We are having issues using our custom Python tool in an Alteryx server environment because it seems the XML config string that is passed in pi_init() is formatted differently depending on Designer or Server environments. Specifically, the issue only occurs if you have a config option left unset from the HTML SDK. This results in XML that looks as follows in the .yxmd file
<Properties> <Configuration> <enableDedPred>False</enableDedPred> <username> </username> <predURL> </predURL> <predKey> </predKey> </Configuration> <Annotation DisplayMode="0"> <Name /> <DefaultAnnotationText /> <Left value="False" /> </Annotation> </Properties>
When running from Designer, the XML string that get passed into pi_init() appears to have been stripped of all the this whitespace. However, when saving the workflow to Alteryx Server, the workflow fails to save because it seems that the XML string passed to pi_init() in this case is not minified and it is breaking our parsing because XML tags with whitespace in the text section is not the same as an empty XML tag. I feel that empty XML tags should be saved as
<username></username>
for example.
Are you saying that the workflow does not save to the Alteryx Server?
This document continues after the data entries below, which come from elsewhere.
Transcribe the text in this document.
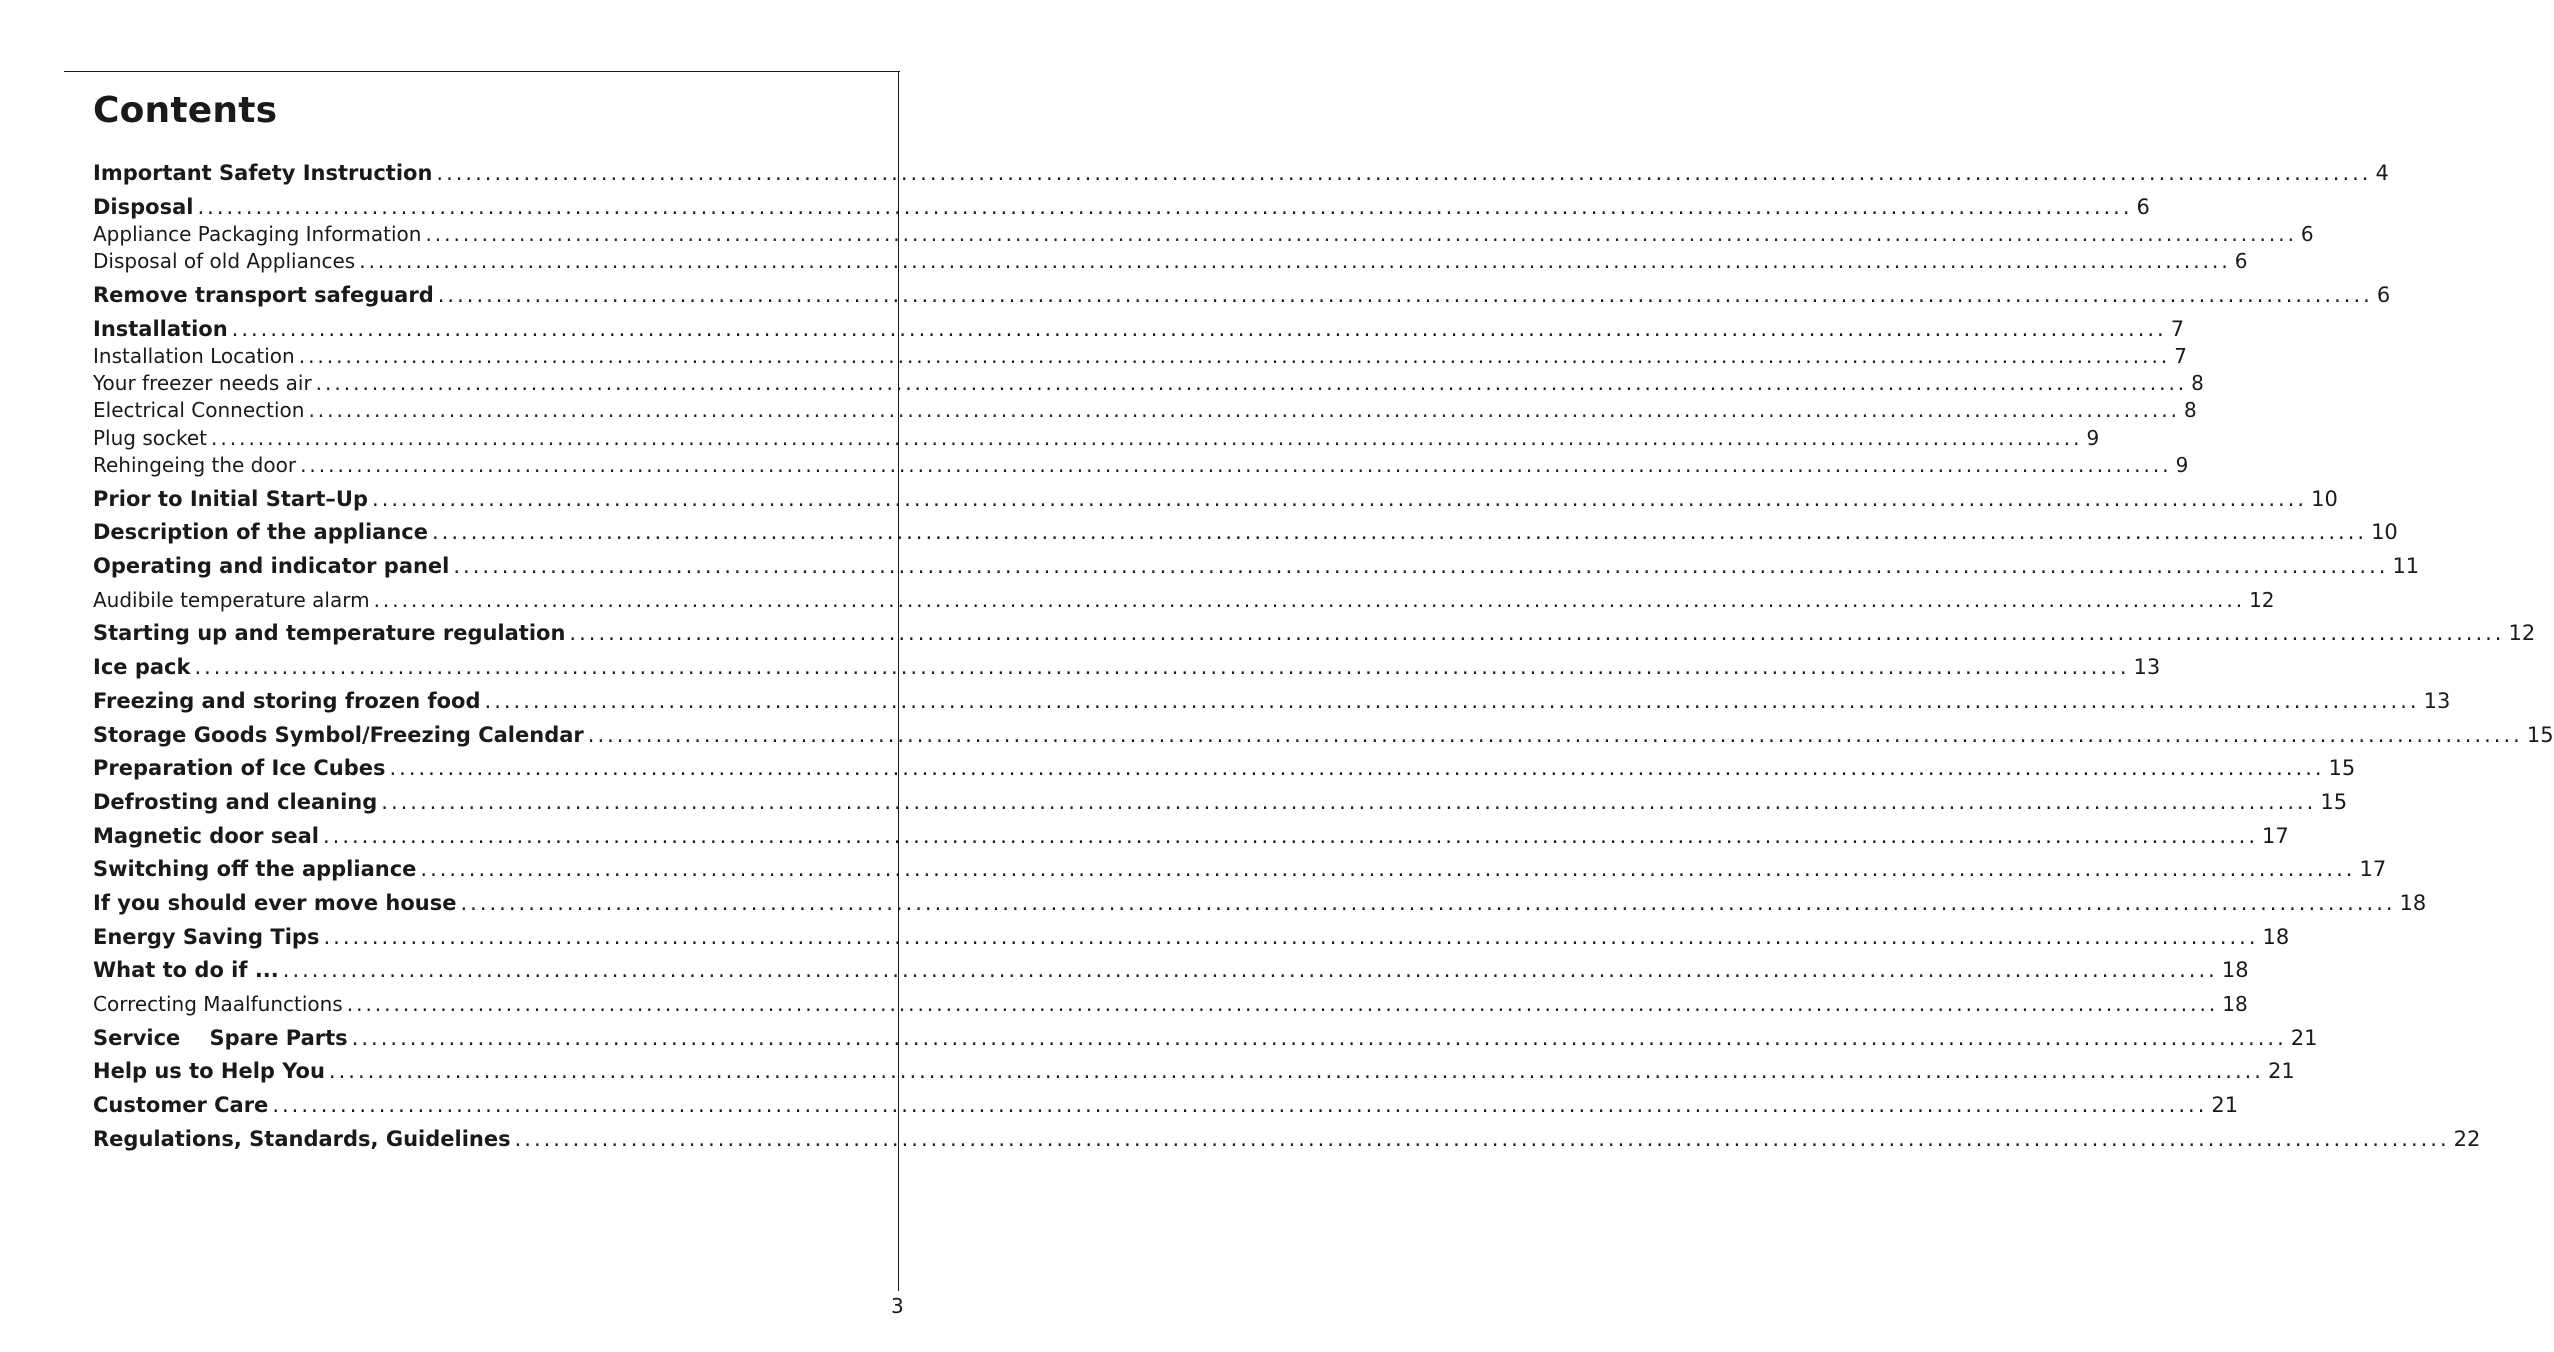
Contents
Important Safety Instruction ........................................................................................................................................................................................................ 4
Disposal ........................................................................................................................................................................................................ 6
Appliance Packaging Information ........................................................................................................................................................................................................ 6
Disposal of old Appliances ........................................................................................................................................................................................................ 6
Remove transport safeguard ........................................................................................................................................................................................................ 6
Installation ........................................................................................................................................................................................................ 7
Installation Location ........................................................................................................................................................................................................ 7
Your freezer needs air ........................................................................................................................................................................................................ 8
Electrical Connection ........................................................................................................................................................................................................ 8
Plug socket ........................................................................................................................................................................................................ 9
Rehingeing the door ........................................................................................................................................................................................................ 9
Prior to Initial Start–Up ........................................................................................................................................................................................................ 10
Description of the appliance ........................................................................................................................................................................................................ 10
Operating and indicator panel ........................................................................................................................................................................................................ 11
Audibile temperature alarm ........................................................................................................................................................................................................ 12
Starting up and temperature regulation ........................................................................................................................................................................................................ 12
Ice pack ........................................................................................................................................................................................................ 13
Freezing and storing frozen food ........................................................................................................................................................................................................ 13
Storage Goods Symbol/Freezing Calendar ........................................................................................................................................................................................................ 15
Preparation of Ice Cubes ........................................................................................................................................................................................................ 15
Defrosting and cleaning ........................................................................................................................................................................................................ 15
Magnetic door seal ........................................................................................................................................................................................................ 17
Switching off the appliance ........................................................................................................................................................................................................ 17
If you should ever move house ........................................................................................................................................................................................................ 18
Energy Saving Tips ........................................................................................................................................................................................................ 18
What to do if ... ........................................................................................................................................................................................................ 18
Correcting Maalfunctions ........................................................................................................................................................................................................ 18
Service    Spare Parts ........................................................................................................................................................................................................ 21
Help us to Help You ........................................................................................................................................................................................................ 21
Customer Care ........................................................................................................................................................................................................ 21
Regulations, Standards, Guidelines ........................................................................................................................................................................................................ 22
3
Or that when it is run from the Alteryx Server, the pi_init XML is in a different format than when it is run from Alteryx Designer?
The workflow saves, but we see errors on server because the configuration xml string the pi_init sees is different between Server and Designer. On server, we appear to see the XML formatted the same as how the yxmd file looks on disk. In Designer, it is doing some sort of whitespace stripping so the XML appears to be more correct (I haven't confirmed that the behavior is 100% correct because it appears to be stripping all/most whitespace but some whitespace may be intentional).
However, I don't know if the real bug is in the HTML SDK because I don't think the v1 HTML tools output the config XML in this weird indented manner.
You should be able to reproduce this issue by creating an HTML and Python tool that has some text-box inputs with no default values. Then when you save a workflow with that tool in it, you will see in the .yxmd file the structure I have in my original post. From there you will see that Designer is stripping that whitespace before the Python code sees it; however, this doesn't happen in Server.
Hmm, this could be an issue in the HTML SDK, but it seems like it could be a defect in the Engine as well, I can't tell without looking into it further. Perhaps @TashaA, @RyanSw, or @LindaT can shed some light here.
Meanwhile, can you use an XML parsing library or some kind of config flag that ignores whitespace?
Yes, we are currently working around the issue by examining the text of the element tag and if it only contains whitespace characters then we are considering it to be null. However, I feel this is brittle because in the future, we may want a config option where only inputing whitespace could be a valid input, so it would be best of the XML saved by Alteryx was correct, i.e. use
<Configuration>
<foobar></foobar>
</Configuration>
or
<Configuration>
<foobar />
</Configuration>
for empty elements and not
<Configuration> <foobar> </foobar> </Configuration>
For reference, this is our workaround
def _isblank(element): """ Returns if a given XML element is _blank_. We define blank to be any of: * not found in the document tree * an empty tag (i.e. <foo />) * only containing whitespace (e.g. <foo> </foo>) """ return (element is None or element.text is None # We treat whitespace-only tags as blank due to a bug in Alteryx Server: # https://community.alteryx.com/t5/Dev-Space/Issue-using-Python-tools-in-Alteryx-Server/m-p/149291#M315 or element.text.strip() == '')
What does the XML look like when you run the workflow using AlteryxEngineCmd.exe?
Our license doesn't allow us to run via the command line.
You could try using the lxml library for this, and when you want to maintain significant whitespace, the front end UISDK ought to wrap your SimpleString values in CDATA so your whitespace will be preserved like that.
I found this here regarding such:
https://stackoverflow.com/questions/3310614/remove-whitespaces-in-xml-string
Let me know if that helps!
I feel this reply misses the point. The stack-overflow link is not the same as the issue I am describing. However, the lxml documentation describes the exact situation I am seeing:
Note that the whitespace content inside the <b> tag was not removed, as content at leaf elements tends to be data content (even if blank). You can easily remove it in an additional step by traversing the tree
http://lxml.de/tutorial.html#the-parse-function
Python's built-in ElementTree is parsing the XML document fine as it isn't an issue that the document has whitespace in it in general. The issue is that the whitespace (specifically a newline and indentation) occurs between the opening and closing element tags which any valid XML parser must not strip. But, this whitespace seems to have been inserted by HTML SDK when the TextBox widget is left empty. I originally filed this bug because it seems that Designer is doing some crazy XML parsing that is stripping out this extraneous whitespace but Server is not. However, the more we discuss, it really just seems like the real issue is in the way that the HTML SDK is serializing all the DataItems into XML.